The Aftermath Of Baby Loss
Understanding the Physical, Hormonal, Neurological & Emotional Impact of Pregnancy Loss
When we talk about baby loss, the focus is often placed on the loss itself.
The diagnosis. The birth. The procedure. The moment everything changed.
Yet for many women, the loss itself is only one part of the story.
What follows can be a complex combination of physical recovery, hormonal changes, grief, nervous system responses, identity shifts, and the ongoing process of trying to make sense of what has happened. Whilst healthcare professionals play a vital role in supporting the medical aspects of baby loss, many women leave hospital or appointments with very little understanding of what the aftermath may look or feel like.
This page exists to help bridge that gap.
Not because understanding the science removes the pain, but because sometimes understanding what may be happening within our body, brain and nervous system can help us realise that there is depth to what we are experiencing.
For many women, there can be comfort in knowing that the intensity of baby loss is not "all in your head", nor is it simply a matter of needing to "move on". Pregnancy begins changing us long before birth, and loss often occurs within the context of those changes already being underway.

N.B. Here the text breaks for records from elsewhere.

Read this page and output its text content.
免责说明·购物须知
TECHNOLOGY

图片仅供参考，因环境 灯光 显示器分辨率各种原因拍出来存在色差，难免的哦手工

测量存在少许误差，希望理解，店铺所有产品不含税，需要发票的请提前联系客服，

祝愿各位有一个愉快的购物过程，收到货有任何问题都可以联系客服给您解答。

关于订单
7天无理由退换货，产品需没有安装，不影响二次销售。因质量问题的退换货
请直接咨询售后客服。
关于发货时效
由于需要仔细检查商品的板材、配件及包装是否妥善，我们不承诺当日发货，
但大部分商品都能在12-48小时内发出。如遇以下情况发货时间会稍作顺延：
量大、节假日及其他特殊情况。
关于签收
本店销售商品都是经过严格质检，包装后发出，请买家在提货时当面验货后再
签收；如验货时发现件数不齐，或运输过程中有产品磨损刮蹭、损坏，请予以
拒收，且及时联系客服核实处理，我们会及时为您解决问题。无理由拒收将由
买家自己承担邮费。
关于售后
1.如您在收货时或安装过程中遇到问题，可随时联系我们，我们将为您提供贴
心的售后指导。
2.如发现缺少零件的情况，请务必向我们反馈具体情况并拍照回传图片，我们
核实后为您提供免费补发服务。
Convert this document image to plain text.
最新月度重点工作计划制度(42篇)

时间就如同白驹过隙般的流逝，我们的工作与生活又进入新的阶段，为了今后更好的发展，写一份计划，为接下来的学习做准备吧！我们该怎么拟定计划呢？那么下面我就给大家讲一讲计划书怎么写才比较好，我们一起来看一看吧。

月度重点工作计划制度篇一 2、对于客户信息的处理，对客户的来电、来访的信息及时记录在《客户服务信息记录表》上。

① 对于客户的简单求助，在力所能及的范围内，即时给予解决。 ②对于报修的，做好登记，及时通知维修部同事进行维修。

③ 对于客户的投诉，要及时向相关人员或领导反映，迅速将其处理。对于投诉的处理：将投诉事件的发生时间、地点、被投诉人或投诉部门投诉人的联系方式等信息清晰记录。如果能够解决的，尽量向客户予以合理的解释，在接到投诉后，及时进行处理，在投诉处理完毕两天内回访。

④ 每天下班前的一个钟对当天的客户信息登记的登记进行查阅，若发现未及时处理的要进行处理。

Pregnancy Begins Changing More Than The Body
One of the most validating areas of research to emerge in recent years is the growing understanding of the maternal brain. For many years, women experiencing early pregnancy loss have often heard phrases such as:
"At least it was early." "At least you weren't very far along."
Yet many women instinctively know that attachment to their baby can begin long before birth.
The positive pregnancy test, excitement, planning, imagining, protecting, and the love.
In 2024, researchers published a landmark study that followed a woman from before conception, throughout pregnancy and into the postpartum period. The study found measurable changes in brain structure in the first trimester, demonstrating that the maternal brain begins adapting far earlier than many people realise. Researchers described pregnancy as a period of significant neural remodelling and neuroplasticity, meaning the brain is actively adapting and reorganising itself throughout pregnancy.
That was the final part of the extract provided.